RSD: "It gets pretty crazy! The problem is that overclocked processors run really hot – often hotter than conventional heat sinks can handle – so overclockers sometimes build crazy structures to keep the whole thing from blowing up."
YHN: "Blowing up? For real?"
RSD: "Well, blowing up is a bit extreme, but the processor can catch fire for sure. And once you get a fire inside the machine, the whole system could be at risk. Either way, if you get to that point it's an expensive fix."
Expensive, indeed. Aside from the magnitude of their blow-ups, overclockers of the processor and financial variety sounded a lot alike. Of course, it looked like the financial overclockers were going to get all of us to pick up the tab for their blow-up . . .
When I was a kid, a bank in my neighborhood got robbed and the block was abuzz with talk of the brazen heist. Among all the hand-wringing and fist-shaking, Old Man O'Malley, ever the neighborhood cynic, dropped a nugget through the fog of Garcia Y Vega smoke that continually encircled his head. "Morons," O'Malley growled, " . . . if you're going to rob a bank, don't take down the one on the corner, go hit the Federal Reserve. That's where the money is." I've thought of that line a lot recently and I can't help but feel that's exactly what just happened.

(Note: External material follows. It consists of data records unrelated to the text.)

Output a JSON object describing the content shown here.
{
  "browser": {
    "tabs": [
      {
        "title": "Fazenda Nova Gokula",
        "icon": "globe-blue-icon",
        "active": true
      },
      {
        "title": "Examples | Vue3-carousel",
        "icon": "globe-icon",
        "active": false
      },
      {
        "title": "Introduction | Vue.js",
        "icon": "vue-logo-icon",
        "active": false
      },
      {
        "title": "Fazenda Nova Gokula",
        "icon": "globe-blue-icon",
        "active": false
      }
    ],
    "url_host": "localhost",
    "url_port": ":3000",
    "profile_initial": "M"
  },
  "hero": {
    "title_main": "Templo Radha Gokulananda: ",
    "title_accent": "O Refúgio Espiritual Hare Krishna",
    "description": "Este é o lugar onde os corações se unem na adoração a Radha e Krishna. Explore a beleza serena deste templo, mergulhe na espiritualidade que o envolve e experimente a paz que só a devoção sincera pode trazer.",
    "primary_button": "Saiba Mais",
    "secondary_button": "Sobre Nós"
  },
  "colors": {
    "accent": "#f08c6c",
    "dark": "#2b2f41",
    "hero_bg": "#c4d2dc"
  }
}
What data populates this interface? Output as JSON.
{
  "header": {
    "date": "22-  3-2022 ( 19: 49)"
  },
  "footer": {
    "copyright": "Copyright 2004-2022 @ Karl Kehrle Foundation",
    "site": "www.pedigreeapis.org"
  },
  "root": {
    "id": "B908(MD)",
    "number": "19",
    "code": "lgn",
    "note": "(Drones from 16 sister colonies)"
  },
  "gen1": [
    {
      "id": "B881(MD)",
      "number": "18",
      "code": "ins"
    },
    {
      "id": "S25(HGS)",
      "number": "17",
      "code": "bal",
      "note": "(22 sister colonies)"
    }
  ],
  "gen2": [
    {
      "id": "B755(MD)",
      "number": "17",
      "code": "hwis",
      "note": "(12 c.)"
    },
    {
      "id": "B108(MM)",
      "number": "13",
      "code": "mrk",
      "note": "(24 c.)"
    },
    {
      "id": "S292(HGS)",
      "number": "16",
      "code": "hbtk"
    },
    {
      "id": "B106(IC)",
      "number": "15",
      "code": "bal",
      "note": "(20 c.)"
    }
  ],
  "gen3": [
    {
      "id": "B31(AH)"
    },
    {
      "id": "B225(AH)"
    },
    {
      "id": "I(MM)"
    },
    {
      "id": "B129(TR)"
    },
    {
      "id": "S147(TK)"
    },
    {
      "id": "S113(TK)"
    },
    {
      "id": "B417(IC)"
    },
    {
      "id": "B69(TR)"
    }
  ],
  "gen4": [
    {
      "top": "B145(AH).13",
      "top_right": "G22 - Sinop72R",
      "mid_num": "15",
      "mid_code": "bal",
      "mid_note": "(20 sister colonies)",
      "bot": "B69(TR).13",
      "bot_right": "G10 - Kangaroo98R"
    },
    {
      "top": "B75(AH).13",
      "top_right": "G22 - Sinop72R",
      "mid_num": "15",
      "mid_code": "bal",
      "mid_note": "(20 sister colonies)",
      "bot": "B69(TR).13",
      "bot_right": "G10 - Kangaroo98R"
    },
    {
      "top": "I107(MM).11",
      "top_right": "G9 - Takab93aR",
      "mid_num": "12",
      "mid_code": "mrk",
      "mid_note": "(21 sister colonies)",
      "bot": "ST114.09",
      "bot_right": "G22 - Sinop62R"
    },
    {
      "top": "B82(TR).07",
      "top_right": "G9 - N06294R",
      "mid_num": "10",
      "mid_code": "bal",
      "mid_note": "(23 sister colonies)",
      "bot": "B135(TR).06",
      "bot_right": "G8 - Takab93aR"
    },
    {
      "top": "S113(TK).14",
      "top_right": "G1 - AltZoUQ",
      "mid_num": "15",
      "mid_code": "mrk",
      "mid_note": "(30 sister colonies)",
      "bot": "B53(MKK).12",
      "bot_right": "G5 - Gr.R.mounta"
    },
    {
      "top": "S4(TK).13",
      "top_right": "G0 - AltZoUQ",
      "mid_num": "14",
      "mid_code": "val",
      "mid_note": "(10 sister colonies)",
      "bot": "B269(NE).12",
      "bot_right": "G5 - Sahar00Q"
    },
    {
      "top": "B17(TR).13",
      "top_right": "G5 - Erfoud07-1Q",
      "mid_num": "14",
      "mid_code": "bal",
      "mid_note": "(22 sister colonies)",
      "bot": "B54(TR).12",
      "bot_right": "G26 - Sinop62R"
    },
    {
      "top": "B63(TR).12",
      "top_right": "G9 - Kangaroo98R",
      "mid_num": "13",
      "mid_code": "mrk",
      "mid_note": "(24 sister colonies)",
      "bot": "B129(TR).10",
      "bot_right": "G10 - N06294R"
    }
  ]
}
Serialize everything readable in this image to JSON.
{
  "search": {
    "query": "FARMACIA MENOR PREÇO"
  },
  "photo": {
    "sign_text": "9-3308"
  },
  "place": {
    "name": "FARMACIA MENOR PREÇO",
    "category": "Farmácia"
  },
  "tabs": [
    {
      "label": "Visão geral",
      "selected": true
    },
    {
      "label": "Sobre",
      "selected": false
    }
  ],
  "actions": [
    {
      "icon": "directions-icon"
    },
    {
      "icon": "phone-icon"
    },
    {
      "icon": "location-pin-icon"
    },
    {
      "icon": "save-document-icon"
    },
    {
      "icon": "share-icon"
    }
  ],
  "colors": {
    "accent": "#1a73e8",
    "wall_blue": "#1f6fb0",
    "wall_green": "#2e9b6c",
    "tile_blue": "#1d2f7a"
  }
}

For the sake of discussion I thought I would introduce a new player into the drama, rating agencies. Theoretically, the free market had this mechanism to assess and inform corporate and financial managers of oustanding risk.
Now either the risk was not understood or controls were not enforced. I’m included to believe the latter. Like Arthur Anderson, both internal risk managers and external risk managers had zero incentives to warn and curtail risk and every incentive to allow it to perpetuate.
It’s like the story of the frog and the scorpion (with financiers playing the role of the scorpion) told in The Crying Game (via Wikipedia):
The scorpion, wishing to cross a stream, asked the frog to let him ride his back over the stream. When the frog asked the scorpion how he could be sure that the scorpion would not sting him, the scorpion replied that if he did sting him, it would mean death by drowning for both of them. The frog complies, carrying the scorpion on its back across the stream. Before they reach the other side, however, the frog feels pain and realizes that the scorpion has stung him. He protests, “Why did you sting me, Mr. Scorpion? For now we both will drown!” The scorpion replies, “I can’t help it, it’s in my nature.”
The scorpion (like the financier) does exactly what you’d expect it to do – it’s in his/her nature to push the limits. The rating agencies, on the other hand were charged with being the honest beat cop and they failed miserably. Because they sold themselves so cheaply, because they abdicated their responsibilities so readily, they’re the ones in whom I’m most disappointed. We needed them on that wall, we wanted them on that wall and they let us down.